Giant Radio ‘Bubbles’ Spotted in Center of Milky Way

The plane of the Milky Way galaxy in this radio image is marked by exploded stars and regions where new stars are being born. Magnetized filaments can be seen running parallel to the bubbles which extend vertically above and below the plane of the galaxy. (Image courtesy of MeerKAT)

(CN) – An hourglass-shaped structure stretching hundreds of light-years above and below the center of the Milky Way is one of the largest formations ever observed in our galaxy, an international team of astronomers said in a study released Wednesday.

The structure – composed of twin “bubbles” that are hundreds of light-years tall – towers over other objects in the central region of the galaxy, according to the study published in the journal Nature.

Scientists said the radio-emitting formation was likely produced by a powerful energy explosion that occurred near the galaxy’s super massive black hole millions of years ago.

Oxford University researcher and study lead author Ian Heywood said in a statement that the Milky Way is comparatively calmer than other galaxies that have “very active” black holes at their center.

“Even so, the Milky Way’s central black hole can from time to time become uncharacteristically active, flaring up as it periodically devours massive clumps of dust and gas,” Heywood said. “It’s possible that one such feeding frenzy triggered powerful outbursts that inflated this previously unseen feature.”

To observe the structure, which is hidden from view behind a dense cloud of dust in the center of the galaxy, the team utilized the MeerKAT – originally the Karoo Array Telescope – a radio telescope consisting of 64 antennas spread across the Northern Cape of South Africa.

Northwestern University scientist Yusef Zadeh, who has studied volatile activity at our galaxy’s center for decades, said in the statement that the discovery illuminates “highly organized magnetic filaments” in the Milky Way’s center that he discovered in the 1980s.

“The radio bubbles discovered with MeerKAT now shed light on the origin of the filaments,” Zadeh said. “Almost all of the more than 100 filaments are confined by the radio bubbles.”

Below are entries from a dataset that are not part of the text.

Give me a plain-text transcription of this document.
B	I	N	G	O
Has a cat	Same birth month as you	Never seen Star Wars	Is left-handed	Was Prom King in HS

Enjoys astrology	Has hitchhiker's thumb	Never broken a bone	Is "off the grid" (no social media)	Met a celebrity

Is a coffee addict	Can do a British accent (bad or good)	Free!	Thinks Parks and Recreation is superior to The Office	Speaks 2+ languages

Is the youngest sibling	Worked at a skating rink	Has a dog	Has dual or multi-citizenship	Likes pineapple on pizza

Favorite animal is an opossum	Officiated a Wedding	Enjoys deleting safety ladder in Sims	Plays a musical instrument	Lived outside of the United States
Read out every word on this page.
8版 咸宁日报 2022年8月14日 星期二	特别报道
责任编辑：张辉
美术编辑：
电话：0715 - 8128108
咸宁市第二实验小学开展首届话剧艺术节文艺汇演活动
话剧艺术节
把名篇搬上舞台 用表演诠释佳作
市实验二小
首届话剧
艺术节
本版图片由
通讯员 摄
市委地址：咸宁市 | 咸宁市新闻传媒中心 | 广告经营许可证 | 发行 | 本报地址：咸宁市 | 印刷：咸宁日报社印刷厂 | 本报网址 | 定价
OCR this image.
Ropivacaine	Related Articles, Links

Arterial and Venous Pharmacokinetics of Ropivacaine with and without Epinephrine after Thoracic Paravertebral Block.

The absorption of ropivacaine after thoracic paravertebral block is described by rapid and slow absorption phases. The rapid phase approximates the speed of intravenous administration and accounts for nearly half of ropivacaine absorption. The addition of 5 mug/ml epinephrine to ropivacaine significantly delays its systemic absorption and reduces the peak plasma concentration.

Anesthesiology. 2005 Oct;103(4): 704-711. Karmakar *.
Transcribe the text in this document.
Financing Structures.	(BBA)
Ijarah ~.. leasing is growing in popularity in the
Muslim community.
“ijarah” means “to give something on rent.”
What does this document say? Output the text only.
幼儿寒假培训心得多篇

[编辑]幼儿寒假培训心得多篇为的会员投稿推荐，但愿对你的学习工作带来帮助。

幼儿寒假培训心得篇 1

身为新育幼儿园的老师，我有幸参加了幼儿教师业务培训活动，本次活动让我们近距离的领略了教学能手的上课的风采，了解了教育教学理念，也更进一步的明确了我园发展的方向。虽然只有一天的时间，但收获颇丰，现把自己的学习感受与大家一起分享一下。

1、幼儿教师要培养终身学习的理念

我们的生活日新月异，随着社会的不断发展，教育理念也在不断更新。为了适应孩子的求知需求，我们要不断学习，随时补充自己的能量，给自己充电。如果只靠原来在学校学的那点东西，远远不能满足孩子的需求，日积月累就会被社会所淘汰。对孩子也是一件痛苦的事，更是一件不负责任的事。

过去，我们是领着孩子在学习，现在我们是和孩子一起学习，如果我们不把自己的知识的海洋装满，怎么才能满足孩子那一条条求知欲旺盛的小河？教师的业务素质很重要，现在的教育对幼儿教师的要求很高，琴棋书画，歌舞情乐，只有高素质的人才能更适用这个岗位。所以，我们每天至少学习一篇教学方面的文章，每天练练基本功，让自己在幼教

Researchers believe that the energy eruption that shaped the bubble-like structures – located 25,000 light-years from Earth – are closely related to an acceleration of electrons required for the formation’s radio-emitting qualities.

Scientists used a process known as synchrotron radiation – in which fast-moving electrons are shot into space to penetrate the magnetic fields in the galaxy’s cloudy center – to map out a radio signal of the formation.

The radio light produced by this observation is easily seen by MeerKAT, researchers said.

Fernando Camilo of the South African Radio Astronomy Observatory said in the statement that the twin bubbles were previously hidden from view because of the bright glare from radio light.

“Teasing out the bubbles from the background noise was a technical tour de force, only made possible by MeerKAT’s unique characteristics and ideal location,” Camilo said. “With this unexpected discovery we’re witnessing in the Milky Way a novel manifestation of galaxy-scale outflows of matter and energy, ultimately governed by the central black hole.”

The study was supported by South Africa’s National Research Foundation and the National Science Foundation.